A. Hogg G.A. Walpoole    The New British Traveller 1784
£10
24 x 17cm


Norwich Castle. The New British Traveller was one of a number of publications by Alexander Hogg aiming to tap the bouyant market for works on British topography and antiquities. It included text on each couny, a set of county maps by T. Conder and others, and numerous copperplate prints by a variety of engravers. The work was initially issued in 60 parts from c 1783, and then as a complete work from 1784. Norwich Castle was founded by William the conqueror and built from 1066-75. The keep was rebuilt in stone from 1095-1110. The castle was used as a gaol from 1220 to 1887, when it was bought by the city corporation and opened as a museum in 1895. It still serves as the city's museum and art gallery today.
Ref: TOP 081
 
A. Hogg H. Boswell    The Antiquities of England and Wales c1787-9
£8
18 x 14.5cm


Castle Acre Monastery . The Antiquities of England and Wales was the product of Alexander Hogg who was well known as a partwork publisher. Under the claimed authorship of Henry Boswell it was issued serially from c1787-9, and subsequently made available as a complete work.
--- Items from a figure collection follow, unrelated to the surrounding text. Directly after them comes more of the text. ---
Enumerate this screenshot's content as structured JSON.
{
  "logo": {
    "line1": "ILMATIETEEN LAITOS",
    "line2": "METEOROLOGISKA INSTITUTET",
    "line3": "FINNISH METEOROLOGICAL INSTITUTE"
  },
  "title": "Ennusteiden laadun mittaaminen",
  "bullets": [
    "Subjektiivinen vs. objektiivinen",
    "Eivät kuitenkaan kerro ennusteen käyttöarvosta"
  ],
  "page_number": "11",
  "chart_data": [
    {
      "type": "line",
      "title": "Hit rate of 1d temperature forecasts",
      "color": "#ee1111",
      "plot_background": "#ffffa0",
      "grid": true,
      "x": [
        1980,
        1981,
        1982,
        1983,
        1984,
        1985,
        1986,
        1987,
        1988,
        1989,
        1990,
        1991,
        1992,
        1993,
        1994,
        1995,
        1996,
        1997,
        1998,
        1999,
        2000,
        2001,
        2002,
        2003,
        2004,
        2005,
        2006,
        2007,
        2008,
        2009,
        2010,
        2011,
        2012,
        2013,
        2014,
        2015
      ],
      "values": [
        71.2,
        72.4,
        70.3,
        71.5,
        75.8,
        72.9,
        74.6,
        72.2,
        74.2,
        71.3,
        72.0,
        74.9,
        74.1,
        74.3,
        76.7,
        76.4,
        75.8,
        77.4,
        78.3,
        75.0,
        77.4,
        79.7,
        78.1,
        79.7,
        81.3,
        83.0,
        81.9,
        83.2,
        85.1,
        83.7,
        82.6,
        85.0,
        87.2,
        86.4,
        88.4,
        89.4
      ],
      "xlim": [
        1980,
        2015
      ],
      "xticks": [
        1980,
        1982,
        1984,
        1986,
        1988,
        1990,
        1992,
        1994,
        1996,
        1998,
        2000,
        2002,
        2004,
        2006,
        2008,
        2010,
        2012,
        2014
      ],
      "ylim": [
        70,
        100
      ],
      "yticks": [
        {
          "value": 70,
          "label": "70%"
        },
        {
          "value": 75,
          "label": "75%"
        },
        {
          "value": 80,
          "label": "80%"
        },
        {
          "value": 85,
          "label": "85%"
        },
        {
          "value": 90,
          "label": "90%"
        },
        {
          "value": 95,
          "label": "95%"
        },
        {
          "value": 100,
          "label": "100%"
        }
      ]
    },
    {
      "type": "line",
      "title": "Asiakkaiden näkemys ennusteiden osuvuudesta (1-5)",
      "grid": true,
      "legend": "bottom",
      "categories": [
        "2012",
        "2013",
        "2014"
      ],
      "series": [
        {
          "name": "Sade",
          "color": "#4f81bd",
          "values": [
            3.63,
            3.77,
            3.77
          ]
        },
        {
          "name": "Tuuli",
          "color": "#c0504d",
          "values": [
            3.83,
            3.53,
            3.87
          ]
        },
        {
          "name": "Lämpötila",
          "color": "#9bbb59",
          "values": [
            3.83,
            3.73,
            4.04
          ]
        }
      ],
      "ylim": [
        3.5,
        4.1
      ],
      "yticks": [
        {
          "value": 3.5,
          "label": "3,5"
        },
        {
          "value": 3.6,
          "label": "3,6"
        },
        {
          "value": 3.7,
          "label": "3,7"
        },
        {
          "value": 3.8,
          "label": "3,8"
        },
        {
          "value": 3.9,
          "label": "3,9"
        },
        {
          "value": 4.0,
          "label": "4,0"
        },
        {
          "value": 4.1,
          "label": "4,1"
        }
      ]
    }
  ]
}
The format was typically 2 (though sometimes up to 6) prints to a page, with one or two accompanying pages of descriptive text on each pair of subjects. It also included the set of English county maps by Thomas Kitchin first used in the London Magazine from 1747-54. The Cluniac Priory was built in the grounds of the castle of Castle Acre, and was consecrated between 1148 and 1148. After the dissolution of the monasteries the priory fell into decay, eventually passing into the hands of the Earls of Leicester, who still own the site today. The ruins of both the priory and the castle are managed by English Heritage and open to the public.